Du consentement en recherche clinique : approche philosophique des enjeux éthiques et déontologiques
| Auteur / Autrice : | Margaux Illy |
| Direction : | Pierre Le Coz, Jean-Louis Mège |
| Type : | Thèse de doctorat |
| Discipline(s) : | Pathologie humaine. Ethique |
| Date : | Soutenance le 19/09/2019 |
| Etablissement(s) : | Aix-Marseille |
| Ecole(s) doctorale(s) : | École Doctorale Sciences de la vie et de la santé (Marseille) |
| Partenaire(s) de recherche : | Laboratoire : Anthropologie bio-culturelle, droit, éthique et santé (Marseille) - Méditerranée Infection |
| Jury : | Président / Présidente : Pierre-Yves Quiviger |
| Examinateurs / Examinatrices : Jean-Louis Mège, Pierre-Yves Quiviger, Marie-Geneviève Pinsart, Marta Spranzi, Isabelle Pariente-Butterlin | |
| Rapporteurs / Rapporteuses : Marie-Geneviève Pinsart, Marta Spranzi |
Mots clés
Mots clés contrôlés
Mots clés libres
Résumé
Le consentement à la recherche clinique est une idée nouvelle concernant une pratique ancienne.
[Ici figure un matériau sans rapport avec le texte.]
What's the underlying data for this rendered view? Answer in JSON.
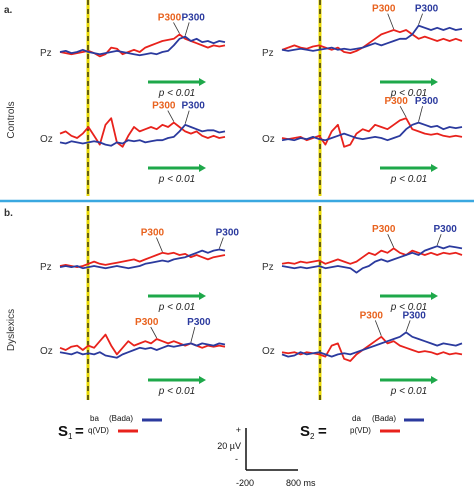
{
  "sections": [
    {
      "label": "a.",
      "group": "Controls",
      "panels": [
        {
          "column": 1,
          "channel": "Pz",
          "red": [
            0,
            -0.5,
            -1,
            -0.5,
            0,
            0.5,
            -0.5,
            -2,
            -1,
            2,
            1.5,
            -1,
            0,
            1,
            0,
            2,
            3,
            4,
            5,
            5.5,
            6,
            8,
            6,
            5,
            4,
            3,
            2,
            3,
            2.5,
            3
          ],
          "blue": [
            0,
            0.5,
            -0.5,
            0,
            1,
            0,
            -0.5,
            -1,
            -0.5,
            0,
            0.5,
            0,
            -0.5,
            -1,
            -1.5,
            -1,
            -0.5,
            -1,
            0,
            0.5,
            3,
            6,
            7,
            5,
            6,
            4.5,
            5,
            4,
            5,
            4.5
          ]
        },
        {
          "column": 2,
          "channel": "Pz",
          "red": [
            1,
            2,
            3,
            2,
            1.5,
            2.5,
            3,
            2,
            1,
            2,
            0,
            -0.5,
            0.5,
            2,
            4,
            6,
            8,
            9,
            10,
            9,
            10,
            8,
            6,
            7,
            6,
            5,
            6,
            5,
            6,
            5
          ],
          "blue": [
            1,
            0.5,
            1,
            1.5,
            1,
            0.5,
            1,
            1.5,
            2,
            1,
            1.5,
            1,
            1.5,
            2,
            3,
            4,
            3,
            4,
            5,
            6,
            6,
            8,
            12,
            11,
            10,
            11,
            10,
            11,
            10,
            10.5
          ]
        },
        {
          "column": 1,
          "channel": "Oz",
          "red": [
            2,
            3,
            1,
            0,
            2,
            5,
            1,
            -3,
            6,
            9,
            -2,
            -4,
            1,
            5,
            3,
            4,
            5,
            4,
            6,
            5,
            7,
            5,
            3,
            2,
            3,
            1,
            0,
            1,
            0,
            0.5
          ],
          "blue": [
            -2,
            -2.5,
            -1.5,
            -2,
            -2.5,
            -2,
            -1.5,
            -2,
            -3,
            -3.5,
            -2,
            -2.5,
            -1,
            -1.5,
            -1,
            -2,
            -1.5,
            -1,
            -1,
            0,
            0.5,
            3,
            6,
            5,
            4,
            3,
            3.5,
            3.5,
            2.5,
            3
          ]
        },
        {
          "column": 2,
          "channel": "Oz",
          "red": [
            0,
            -0.5,
            0,
            0.5,
            -1,
            0,
            1,
            -3,
            3,
            6,
            -4,
            -3,
            2,
            4,
            3,
            6,
            5,
            4,
            6,
            8,
            9,
            4,
            3,
            2,
            1.5,
            2,
            1,
            0.5,
            1,
            0.5
          ],
          "blue": [
            -1,
            -0.5,
            -1,
            0,
            -0.5,
            0.5,
            -0.5,
            -1,
            0,
            1,
            2,
            1,
            0,
            -0.5,
            0,
            0.5,
            0,
            -1,
            0,
            1,
            4,
            6,
            7,
            6,
            5,
            5.5,
            4,
            5,
            4.5,
            5
          ]
        }
      ]
    },
    {
      "label": "b.",
      "group": "Dyslexics",
      "panels": [
        {
          "column": 1,
          "channel": "Pz",
          "red": [
            0,
            0.5,
            0,
            -0.5,
            0,
            1,
            2,
            1,
            0.5,
            1,
            1.5,
            2,
            2.5,
            3,
            2,
            3,
            4,
            5,
            6,
            5.5,
            6,
            5,
            5.5,
            4,
            5,
            4,
            3,
            4,
            4.5,
            5
          ],
          "blue": [
            -0.5,
            0,
            -0.5,
            0,
            -1,
            -0.5,
            0,
            -0.5,
            -1,
            -0.5,
            0,
            -0.5,
            -1,
            -0.5,
            0,
            1,
            1.5,
            2,
            2.5,
            2,
            3,
            3.5,
            4,
            5,
            6,
            7,
            6,
            7,
            7.5,
            7
          ]
        },
        {
          "column": 2,
          "channel": "Pz",
          "red": [
            1,
            1.5,
            1,
            2,
            1.5,
            2,
            2.5,
            1,
            2,
            3,
            2,
            1,
            2,
            4,
            6,
            5,
            7,
            6,
            8,
            6,
            5,
            7,
            6,
            5,
            6,
            5,
            6,
            5.5,
            6,
            5
          ],
          "blue": [
            0,
            -0.5,
            -1,
            -0.5,
            -1,
            -0.5,
            0,
            -1,
            -0.5,
            0,
            -0.5,
            -1,
            -3,
            -1,
            0,
            2,
            3,
            2,
            3,
            4,
            5,
            6,
            5,
            7,
            8,
            9,
            8,
            9,
            8.5,
            8
          ]
        },
        {
          "column": 1,
          "channel": "Oz",
          "red": [
            1,
            0,
            1.5,
            2,
            0,
            2,
            1,
            4,
            7,
            2,
            -2,
            1,
            4,
            2,
            3,
            4,
            3,
            5,
            4,
            3,
            4,
            3,
            2,
            3,
            2,
            1,
            2,
            1.5,
            2,
            1.5
          ],
          "blue": [
            -1,
            -1.5,
            -2,
            -1,
            -2,
            -1.5,
            -2,
            -1,
            -2.5,
            -3,
            -3.5,
            -2,
            -1,
            0,
            1,
            0.5,
            1,
            0,
            1,
            2,
            1.5,
            2,
            2.5,
            3,
            2,
            3,
            2.5,
            2,
            3,
            2.5
          ]
        },
        {
          "column": 2,
          "channel": "Oz",
          "red": [
            -1,
            -1.5,
            -1,
            -2,
            -1,
            -1.5,
            -2,
            -3,
            2,
            3,
            -4,
            -5,
            -2,
            0,
            2,
            4,
            6,
            3,
            4,
            2,
            1,
            0,
            -1,
            -0.5,
            -1,
            -2,
            -1,
            -2,
            -1.5,
            -2
          ],
          "blue": [
            -2,
            -3,
            -2.5,
            -1,
            -2,
            -1.5,
            -1,
            -2,
            -3,
            -2,
            -1.5,
            -2,
            -1,
            0,
            1,
            2,
            3,
            4,
            5,
            6,
            8,
            6,
            5,
            4,
            3,
            2,
            3,
            2.5,
            2,
            3
          ]
        }
      ]
    }
  ],
  "labels": {
    "p300_red": "P300",
    "p300_blue": "P300",
    "pvalue": "p < 0.01"
  },
  "legend": {
    "s1": {
      "symbol": "S",
      "sub": "1",
      "equals": "=",
      "line1": "ba",
      "line1b": "(Bada)",
      "line2": "q(VD)"
    },
    "s2": {
      "symbol": "S",
      "sub": "2",
      "equals": "=",
      "line1": "da",
      "line1b": "(Bada)",
      "line2": "p(VD)"
    }
  },
  "scale_bar": {
    "plus": "+",
    "amplitude": "20 µV",
    "minus": "-",
    "time_start": "-200",
    "time_end": "800 ms"
  },
  "colors": {
    "red": "#e8221c",
    "blue": "#2b3a9e",
    "green": "#1ea84a",
    "orange": "#e8621e",
    "divider": "#3aa8e0",
    "onset": "#e8d800"
  },
  "chart_data": {
    "type": "line",
    "title": "",
    "xlabel": "",
    "ylabel": "",
    "x_range_ms": [
      -200,
      800
    ],
    "scale": {
      "amplitude_uV": 20,
      "time_ms": [
        -200,
        800
      ]
    },
    "series": [
      {
        "name": "S1 ba (Bada)",
        "color": "red"
      },
      {
        "name": "S1 q(VD)",
        "color": "blue"
      },
      {
        "name": "S2 da (Bada)",
        "color": "red"
      },
      {
        "name": "S2 p(VD)",
        "color": "blue"
      }
    ],
    "annotations": [
      "P300",
      "p < 0.01"
    ]
  }
}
Dès ses premières heures, l’expérimentation humaine témoigne d’une propension sacrificielle qui a durablement jeté la suspicion sur la recherche biomédicale. Le procès de Nuremberg marque une rupture juridique et symbolique majeure qui inaugure l’éthique médicale moderne, centrée sur le respect de l’autonomie des personnes. Bien que l’arsenal juridique se soit consolidé en vue de rendre la recherche indépendante et impartiale, des questions philosophiques relatives au consentement continuent à se poser. Pour contribuer à leur élucidation, nous avons mené une enquête qualitative auprès de volontaires malades. Leurs récits révèlent les paradoxes d’une liberté sous influence, les difficultés de l’information et l’importance de la confiance mutuelle. La doctrine paternaliste, sous couvert de bienfaisance, a longtemps conféré au praticien une forme de suprématie douteuse où la « confiance » (régressive) du patient était censée dispenser le médecin de lui demander un consentement libre et éclairé. Elle est aujourd’hui un état d’esprit du patient fondée sur la transparence et l’intégrité du médecin-chercheur. Nous avons alors interrogé des professionnels concernant leur rôle dans le processus de consentement, ainsi que leur rapport personnel à la déontologie. Cette étude fait apparaitre un réel souci des investigateurs d’agir en accord avec leur conscience et avec un sens aigu de leur responsabilité morale, bien qu’étant également exposés à des influences diverses opacifiant leurs motivations et leur rapport à la liberté. Il en ressort un certain nombre d’apories philosophiques.